Josh and Racquel sold cookies and brownies at the math club bake sale. The cookies cost $0.47 each, and the brownies cost $0.60 each. They sold a total of 603 items (cookies and brownies) and raised $323.84 Write a system of equations and determine the number of cookies sold and the number of brownies sold.
Could you please show the work on how to do this?
just put the facts into symbols, one item at a time:
cost of c cookies = .47c
cost of b brownies = .60b
c+b = 603
.47c + .60b = 323.84
now, you know that c = 603-b, so
.47(603-b) + .60b = 323.84
283.41 - .47b + .60b = 323.84
.13b = 40.43
b = 311
c = 603-311 = 292
To solve this problem, we can set up a system of equations to represent the given information.
Let's denote the number of cookies sold as "c" and the number of brownies sold as "b".

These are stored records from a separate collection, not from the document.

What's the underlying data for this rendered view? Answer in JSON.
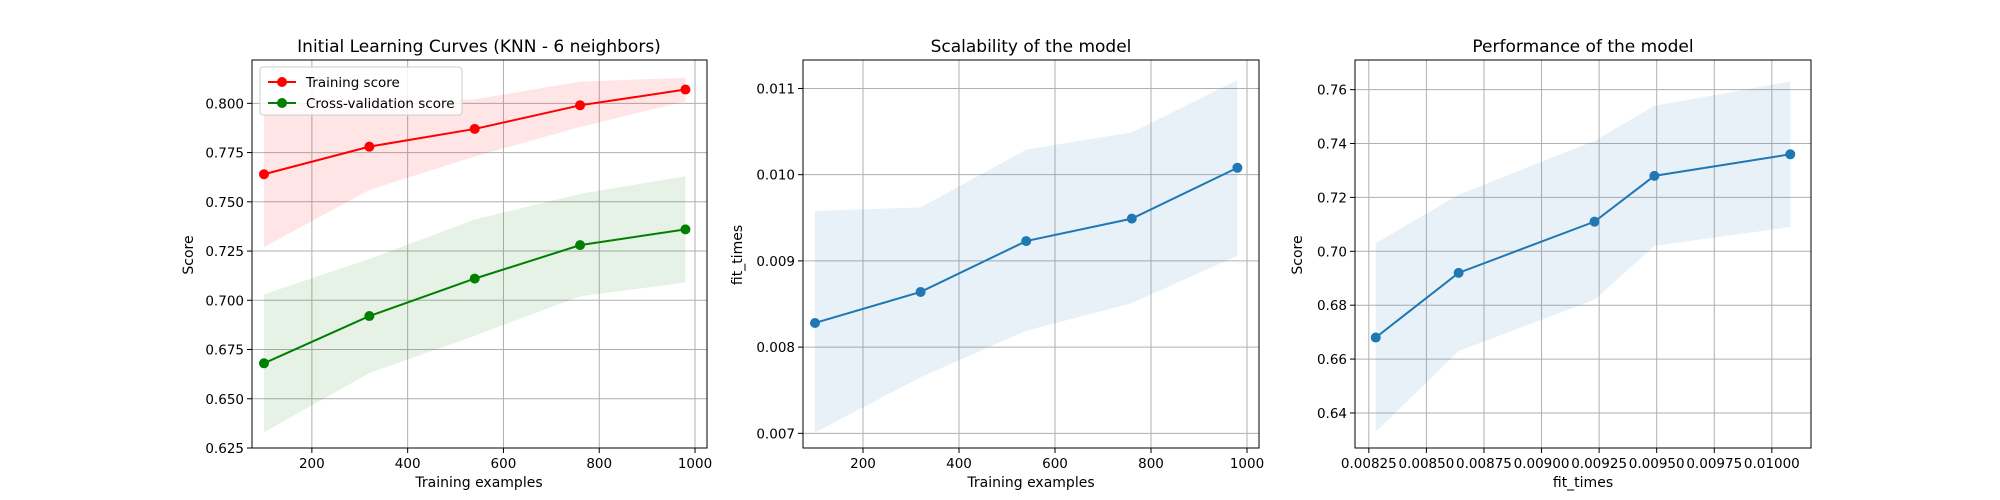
{
  "chart_data": [
    {
      "type": "line",
      "title": "Initial Learning Curves (KNN - 6 neighbors)",
      "xlabel": "Training examples",
      "ylabel": "Score",
      "xlim": [
        75,
        1025
      ],
      "ylim": [
        0.625,
        0.822
      ],
      "xticks": [
        200,
        400,
        600,
        800,
        1000
      ],
      "yticks": [
        0.625,
        0.65,
        0.675,
        0.7,
        0.725,
        0.75,
        0.775,
        0.8
      ],
      "xtick_labels": [
        "200",
        "400",
        "600",
        "800",
        "1000"
      ],
      "ytick_labels": [
        "0.625",
        "0.650",
        "0.675",
        "0.700",
        "0.725",
        "0.750",
        "0.775",
        "0.800"
      ],
      "grid": true,
      "legend_position": "upper-left",
      "x": [
        100,
        320,
        540,
        760,
        980
      ],
      "series": [
        {
          "name": "Training score",
          "color": "#ff0000",
          "values": [
            0.764,
            0.778,
            0.787,
            0.799,
            0.807
          ],
          "lower": [
            0.727,
            0.756,
            0.773,
            0.788,
            0.801
          ],
          "upper": [
            0.8,
            0.8,
            0.802,
            0.811,
            0.813
          ]
        },
        {
          "name": "Cross-validation score",
          "color": "#008000",
          "values": [
            0.668,
            0.692,
            0.711,
            0.728,
            0.736
          ],
          "lower": [
            0.633,
            0.663,
            0.682,
            0.702,
            0.709
          ],
          "upper": [
            0.703,
            0.721,
            0.741,
            0.754,
            0.763
          ]
        }
      ]
    },
    {
      "type": "line",
      "title": "Scalability of the model",
      "xlabel": "Training examples",
      "ylabel": "fit_times",
      "xlim": [
        75,
        1025
      ],
      "ylim": [
        0.00683,
        0.01133
      ],
      "xticks": [
        200,
        400,
        600,
        800,
        1000
      ],
      "yticks": [
        0.007,
        0.008,
        0.009,
        0.01,
        0.011
      ],
      "xtick_labels": [
        "200",
        "400",
        "600",
        "800",
        "1000"
      ],
      "ytick_labels": [
        "0.007",
        "0.008",
        "0.009",
        "0.010",
        "0.011"
      ],
      "grid": true,
      "x": [
        100,
        320,
        540,
        760,
        980
      ],
      "series": [
        {
          "color": "#1f77b4",
          "values": [
            0.00828,
            0.00864,
            0.00923,
            0.00949,
            0.01008
          ],
          "lower": [
            0.00701,
            0.00765,
            0.00819,
            0.00851,
            0.00906
          ],
          "upper": [
            0.00958,
            0.00962,
            0.01029,
            0.01049,
            0.0111
          ]
        }
      ]
    },
    {
      "type": "line",
      "title": "Performance of the model",
      "xlabel": "fit_times",
      "ylabel": "Score",
      "xlim": [
        0.00819,
        0.01017
      ],
      "ylim": [
        0.627,
        0.771
      ],
      "xticks": [
        0.00825,
        0.0085,
        0.00875,
        0.009,
        0.00925,
        0.0095,
        0.00975,
        0.01
      ],
      "yticks": [
        0.64,
        0.66,
        0.68,
        0.7,
        0.72,
        0.74,
        0.76
      ],
      "xtick_labels": [
        "0.00825",
        "0.00850",
        "0.00875",
        "0.00900",
        "0.00925",
        "0.00950",
        "0.00975",
        "0.01000"
      ],
      "ytick_labels": [
        "0.64",
        "0.66",
        "0.68",
        "0.70",
        "0.72",
        "0.74",
        "0.76"
      ],
      "grid": true,
      "x": [
        0.00828,
        0.00864,
        0.00923,
        0.00949,
        0.01008
      ],
      "series": [
        {
          "color": "#1f77b4",
          "values": [
            0.668,
            0.692,
            0.711,
            0.728,
            0.736
          ],
          "lower": [
            0.633,
            0.663,
            0.682,
            0.702,
            0.709
          ],
          "upper": [
            0.703,
            0.721,
            0.741,
            0.754,
            0.763
          ]
        }
      ]
    }
  ]
}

From the given information, we can write two equations:
Equation 1: The total number of items sold is 603 --> c + b = 603
Equation 2: The total amount raised is $323.84 --> (0.47 * c) + (0.60 * b) = 323.84
Now, we have a system of equations:
c + b = 603
0.47c + 0.60b = 323.84
To solve this system of equations, we can use either the substitution method or the elimination method. Let's use the elimination method in this case:
First, let's multiply Equation 1 by 0.47 to make the coefficients of "c" in both equations the same:
0.47(c + b) = 0.47(603)
0.47c + 0.47b = 283.41 --> Equation 3
Now, we can subtract Equation 3 from Equation 2 to eliminate "c":
(0.47c + 0.60b) - (0.47c + 0.47b) = 323.84 - 283.41
0.13b = 40.43
Divide both sides of the equation by 0.13 to solve for "b":
b = 40.43 / 0.13
b ≈ 311.00
Now, substitute the value of "b" back into Equation 1 to find the value of "c":
c + 311 ≈ 603
c ≈ 292.00
Therefore, approximately 292 cookies were sold and approximately 311 brownies were sold.